Karen, de Ana Teresa Pereira


Antes de ler Karen, livro vencedor do Prémio Oceanos em 2017, comecei pela leitura de alguns contos desta escritora: Ana Teresa Pereira. Autora discreta que, não obstante, apresenta uma extensa carreira literária, com mais de quarenta obras publicadas, algumas delas premiadas.

Ao explorar cada conto, notei logo algo de muito particular, muito singular na sua escrita, que é estranha, mas, ao mesmo tempo, fluída e consegue viciar. São os temas, são os cenários, são as personagens, cujos nomes por vezes se repetem; contudo, todos eles contam histórias diferentes.

E sobre Karen: o que nos conta Ana Teresa Pereira nesta história?

Narrado na voz da protagonista, começamos com uma descrição da nossa personagem a caminhar por Londres em direção a uma galeria. Supõe-se que é pintora, que não consegue viver sem os seus quadros, as suas telas, as suas tintas, os seus pincéis.

Até que acorda numa cama, num quarto, numa casa que desconhece. Dói-lhe o tornozelo, apresenta ferimentos, uma cicatriz na testa. Observa as fotografias que se encontram nas mesas de cabeceira: «Um homem de uns trinta e poucos anos, com o cabelo preto e os olhos muito azuis e um dos rostos mais atraentes que já vira. (...) Eu nunca o vira antes.»; «... a princípio não reconheci a rapariga na foto. (...) Com um estremecimento, percebi que a rapariga era eu.»

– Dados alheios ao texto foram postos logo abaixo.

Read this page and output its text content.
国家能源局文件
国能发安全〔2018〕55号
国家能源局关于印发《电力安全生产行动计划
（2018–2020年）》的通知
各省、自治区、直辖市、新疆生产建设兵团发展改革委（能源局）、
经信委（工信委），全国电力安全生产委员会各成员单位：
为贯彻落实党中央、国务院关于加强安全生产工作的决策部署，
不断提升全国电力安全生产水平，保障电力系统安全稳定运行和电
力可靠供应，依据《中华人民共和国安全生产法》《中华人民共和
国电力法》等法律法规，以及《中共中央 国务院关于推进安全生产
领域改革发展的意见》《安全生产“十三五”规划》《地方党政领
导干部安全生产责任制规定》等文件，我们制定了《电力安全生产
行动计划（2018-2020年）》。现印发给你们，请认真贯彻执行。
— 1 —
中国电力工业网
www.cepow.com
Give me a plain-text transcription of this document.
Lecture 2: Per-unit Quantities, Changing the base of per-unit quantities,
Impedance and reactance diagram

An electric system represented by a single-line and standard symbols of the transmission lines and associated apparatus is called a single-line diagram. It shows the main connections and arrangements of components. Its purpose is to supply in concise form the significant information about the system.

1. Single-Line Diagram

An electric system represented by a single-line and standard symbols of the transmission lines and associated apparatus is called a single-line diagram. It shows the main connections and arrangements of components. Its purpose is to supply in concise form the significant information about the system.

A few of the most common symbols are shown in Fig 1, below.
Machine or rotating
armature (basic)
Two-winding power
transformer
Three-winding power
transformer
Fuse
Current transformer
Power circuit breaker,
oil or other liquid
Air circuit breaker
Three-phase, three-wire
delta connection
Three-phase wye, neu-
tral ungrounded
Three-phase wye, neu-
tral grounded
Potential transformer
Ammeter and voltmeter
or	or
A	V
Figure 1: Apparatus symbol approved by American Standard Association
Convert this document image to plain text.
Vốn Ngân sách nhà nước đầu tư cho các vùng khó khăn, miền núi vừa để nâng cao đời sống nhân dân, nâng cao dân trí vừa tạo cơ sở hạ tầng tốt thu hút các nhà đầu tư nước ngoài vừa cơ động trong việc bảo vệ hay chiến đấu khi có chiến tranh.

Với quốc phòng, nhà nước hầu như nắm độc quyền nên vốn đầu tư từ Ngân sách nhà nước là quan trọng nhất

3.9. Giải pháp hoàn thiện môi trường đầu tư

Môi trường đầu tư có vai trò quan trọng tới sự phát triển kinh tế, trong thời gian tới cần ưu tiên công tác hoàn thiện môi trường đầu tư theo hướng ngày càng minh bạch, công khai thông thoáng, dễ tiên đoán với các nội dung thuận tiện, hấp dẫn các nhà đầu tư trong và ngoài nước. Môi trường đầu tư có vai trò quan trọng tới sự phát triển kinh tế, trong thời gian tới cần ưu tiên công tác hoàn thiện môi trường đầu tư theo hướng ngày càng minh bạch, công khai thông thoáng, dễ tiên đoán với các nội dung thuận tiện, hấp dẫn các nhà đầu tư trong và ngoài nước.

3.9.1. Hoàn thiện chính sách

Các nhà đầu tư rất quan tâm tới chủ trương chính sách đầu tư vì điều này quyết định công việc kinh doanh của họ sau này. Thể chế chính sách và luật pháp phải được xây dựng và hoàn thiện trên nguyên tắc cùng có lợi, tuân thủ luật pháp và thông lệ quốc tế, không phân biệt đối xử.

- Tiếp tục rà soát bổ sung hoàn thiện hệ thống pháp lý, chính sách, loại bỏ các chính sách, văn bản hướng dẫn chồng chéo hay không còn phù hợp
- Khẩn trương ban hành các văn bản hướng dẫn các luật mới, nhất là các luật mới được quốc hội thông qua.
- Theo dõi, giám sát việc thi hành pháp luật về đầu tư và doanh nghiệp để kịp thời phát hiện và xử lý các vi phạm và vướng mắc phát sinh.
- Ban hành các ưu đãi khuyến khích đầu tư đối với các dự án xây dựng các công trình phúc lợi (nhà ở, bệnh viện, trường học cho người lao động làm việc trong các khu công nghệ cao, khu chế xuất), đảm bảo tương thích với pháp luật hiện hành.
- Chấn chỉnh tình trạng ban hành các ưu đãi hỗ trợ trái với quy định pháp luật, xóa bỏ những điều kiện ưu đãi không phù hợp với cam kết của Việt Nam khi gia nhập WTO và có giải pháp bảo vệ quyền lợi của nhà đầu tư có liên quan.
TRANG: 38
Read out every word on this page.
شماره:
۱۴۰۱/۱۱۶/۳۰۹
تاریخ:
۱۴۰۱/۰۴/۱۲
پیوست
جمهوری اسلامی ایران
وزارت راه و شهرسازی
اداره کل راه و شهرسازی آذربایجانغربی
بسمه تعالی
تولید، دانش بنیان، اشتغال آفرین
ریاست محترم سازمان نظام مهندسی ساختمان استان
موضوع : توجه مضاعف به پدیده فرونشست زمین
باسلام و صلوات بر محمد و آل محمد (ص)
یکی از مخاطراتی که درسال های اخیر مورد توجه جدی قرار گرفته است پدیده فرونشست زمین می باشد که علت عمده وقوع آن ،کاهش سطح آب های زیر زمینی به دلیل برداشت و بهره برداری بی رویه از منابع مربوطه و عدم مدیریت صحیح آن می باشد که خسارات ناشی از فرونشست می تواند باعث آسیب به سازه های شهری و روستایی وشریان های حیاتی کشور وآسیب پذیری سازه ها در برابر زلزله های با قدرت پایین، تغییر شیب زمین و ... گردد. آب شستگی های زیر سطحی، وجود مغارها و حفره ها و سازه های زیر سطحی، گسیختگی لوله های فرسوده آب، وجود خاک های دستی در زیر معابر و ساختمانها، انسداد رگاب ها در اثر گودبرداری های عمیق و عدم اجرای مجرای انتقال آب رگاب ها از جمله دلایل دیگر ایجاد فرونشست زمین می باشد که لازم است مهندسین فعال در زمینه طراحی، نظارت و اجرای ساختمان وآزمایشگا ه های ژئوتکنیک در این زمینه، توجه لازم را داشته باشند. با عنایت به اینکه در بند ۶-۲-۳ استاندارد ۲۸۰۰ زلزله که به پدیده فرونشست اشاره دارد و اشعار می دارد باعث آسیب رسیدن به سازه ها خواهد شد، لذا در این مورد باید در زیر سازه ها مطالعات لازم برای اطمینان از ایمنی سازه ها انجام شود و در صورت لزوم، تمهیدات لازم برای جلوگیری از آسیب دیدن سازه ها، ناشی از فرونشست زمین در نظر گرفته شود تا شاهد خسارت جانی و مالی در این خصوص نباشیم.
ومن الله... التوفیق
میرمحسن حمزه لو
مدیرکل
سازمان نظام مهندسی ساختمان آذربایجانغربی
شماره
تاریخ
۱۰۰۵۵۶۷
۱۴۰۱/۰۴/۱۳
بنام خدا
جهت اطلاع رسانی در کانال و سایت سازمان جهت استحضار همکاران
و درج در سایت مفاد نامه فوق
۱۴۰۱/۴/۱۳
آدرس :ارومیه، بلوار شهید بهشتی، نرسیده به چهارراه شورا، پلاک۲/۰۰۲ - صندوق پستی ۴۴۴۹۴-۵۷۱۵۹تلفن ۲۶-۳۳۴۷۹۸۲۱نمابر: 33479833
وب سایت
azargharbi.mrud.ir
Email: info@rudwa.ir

«Compreendi que tinha de estar na defensiva, não deixar transparecer a angústia que ameaçava tornar-se em medo.» E assim é o início deste jogo de ambiguidades. Ela, a protagonista, é tratada por Karen, tanto por Alan (o marido, o homem da fotografia) como por Emily, a governanta (aparentemente de meia-idade) da casa em Northumberland. Receando ser descoberta, pois considerava não ser a mulher a quem apelidavam por aquele nome, aos poucos vai descobrindo um pouco mais sobre si — ou melhor dizendo, sobre Karen —, na expetativa de recuperar a memória que, ao que tudo indicava, havia perdido aquando do acidente na cascata.

«Imagining... no, remembering... estava a tornar-se difícil separar o que imaginava do que recordava». Até que ponto Karen e a protagonista eram apenas uma só, ao partilharem o mesmo rosto, o mesmo corpo, a mesma alma? «Não eu, Karen. Havia momentos em que quase nos confundíamos uma com a outra.» É sobre esta permanente dúvida que a narrativa se debruça. Será que estamos perante um caso de transtorno dissociativo de identidade?

À medida que se aproxima o seu aniversário — leia-se, o de Karen —, Alan e a nossa protagonista recuperam (ou iniciam) a sua cumplicidade: «Era um amor grave, o nosso, quase soturno...». Ao completar vinte e cinco anos, Karen tornar-se-ia numa herdeira. Alan, escritor falido, oriundo de uma família aristocrata, tradutor de línguas nórdicas, fascinando pelos fiordes noruegueses, que gosta de viajar sozinho, afirma (mais que uma vez) que se casou com ela por dinheiro. Afinal, qual era a verdade?

Uma escrita poética, com um laivo de encantatório, num constante desequilíbrio entre o que é real ou fantasiado, com cenários repletos de flores, de chuva, de neblina. Uma história marcada pela presença de elementos cinematográficos, pontuada por nomes da literatura inglesa.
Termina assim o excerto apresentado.